As I wrote, the built-in SQL length() is UTF-aware already, so the UTF rules I mention above are already in SQLite's code base.
So the pragma I'm hoping for is using existing pragmas to craft queries that return all values
(since SQLite is flexibly-typed, we can't restrict ourselves to just text-typed columns...), and scan the bytes for UTF-ness.

I know, easier said that done, especially to 100% MC/DC coverage, since in SQLite's core.
I'm merelly thinking aloud, and I'm used to being ignored on this forum by now.

I'm not sure how much should be said about this

Well, given the above, the encoding of the .dump output in not even UTF, it is whatever the text values contain...
Because again, UTF-ness is not enforced in SQLite.
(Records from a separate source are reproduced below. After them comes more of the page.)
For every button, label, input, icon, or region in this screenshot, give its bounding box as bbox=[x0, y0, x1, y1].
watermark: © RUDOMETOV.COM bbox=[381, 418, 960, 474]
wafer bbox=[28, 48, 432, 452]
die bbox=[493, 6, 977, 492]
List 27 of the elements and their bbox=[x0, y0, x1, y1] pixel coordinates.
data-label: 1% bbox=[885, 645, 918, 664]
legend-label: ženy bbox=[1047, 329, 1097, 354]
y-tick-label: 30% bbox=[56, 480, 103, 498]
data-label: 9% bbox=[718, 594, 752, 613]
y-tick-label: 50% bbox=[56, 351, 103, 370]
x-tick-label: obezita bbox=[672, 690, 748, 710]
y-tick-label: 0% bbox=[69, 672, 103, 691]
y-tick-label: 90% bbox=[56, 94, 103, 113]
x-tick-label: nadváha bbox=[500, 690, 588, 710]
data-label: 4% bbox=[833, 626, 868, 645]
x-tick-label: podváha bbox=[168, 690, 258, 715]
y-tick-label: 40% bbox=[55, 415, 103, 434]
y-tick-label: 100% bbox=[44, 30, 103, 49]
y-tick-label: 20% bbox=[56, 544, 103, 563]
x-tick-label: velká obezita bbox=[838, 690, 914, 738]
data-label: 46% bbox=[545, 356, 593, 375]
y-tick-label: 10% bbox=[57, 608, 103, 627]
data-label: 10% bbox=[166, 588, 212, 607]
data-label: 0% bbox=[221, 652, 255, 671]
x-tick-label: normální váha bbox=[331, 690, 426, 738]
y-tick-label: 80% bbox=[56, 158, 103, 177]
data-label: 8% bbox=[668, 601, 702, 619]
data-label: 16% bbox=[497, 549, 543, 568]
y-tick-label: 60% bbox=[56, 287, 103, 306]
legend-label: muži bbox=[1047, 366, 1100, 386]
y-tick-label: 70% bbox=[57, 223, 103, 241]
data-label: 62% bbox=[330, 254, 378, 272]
So it's even more ambiguous than ASCII or UTF-8.

At the very least, there should be warnings about the possibility of that output to be in no defined encoding at all,
since depends on text values themselves, which can be anything basically.
(the line between text and blob is tenuous in SQLite, while it's not in other DBs)

Also there won't be a BOM if uses non-ASCII multi-byte UTF-8 codepoint.

An option to .dump to force ASCII output, which char(X) for (valid) UTF-8 codepoints would be nice.
I don't recall if there's a way to escape/encode arbitrary bytes in text literals (x'...' implies a blob value if I recall correctly).
.dump is at least specific to the CLI, so not subject to 100% MD/DC :)

(5) By Larry Brasfield (larrybr) on 2021-11-08 16:59:44 in reply to 4 [link] [source]

This has been fixed

I don't see it on the live site, it's probably on Draft only. I didn't check the timeline.

It's in the docs repository, to be published in due course. (Minor changes are not normally published immediately.)

I'm not sure how much should be said about this

Well, given the above, the encoding of the .dump output in not even UTF, it is whatever the text values contain...
Because again, UTF-ness is not enforced in SQLite. So it's even more ambiguous than ASCII or UTF-8.

The .dump output data are returns from sqlite3_column_text(...), which are nominally UTF-8 for differing overall DB text encodings. Here, "nominally" means when text inputs have consisted of valid code point sequences. For DB encodings other than SQLITE_UTF8, those returns will be translated from the raw stored content.

I don't think it should be .dump's job (or option) to somehow filter invalid UTF-8 text that has been stored by users. It's job is simple, restricted to producing a text representation of the existing DB.

Also there won't be a BOM if uses non-ASCII multi-byte UTF-8 codepoint.

I suppose a --bom option might make sense for the .dump command. However, given that its output will normally be either subject to much further processing or fed directly to sqlite3, I do not yet see real value or necessity for that.

[general point that invalid code point treatment should be documented]

The fact that SQLite stores text as given to it, with possible translation between encoding schemes but no rejection of technically invalid code points, deserves mention somewhere. My hesitation is against cluttering the docs with this level of detail wherever the terms "UTF-8" or "UTF-16*" are used. I will find a place to mention this behavior, and maybe link to it where use of those terms might lead to false expectations.

... there should be a pragma to check basic UTF-8 (and UTF-16) of text values, which ...
I'm merely thinking aloud, and I'm used to being ignored on this forum by now.

This deserves a separate thread, and attention for a post-3.37 release.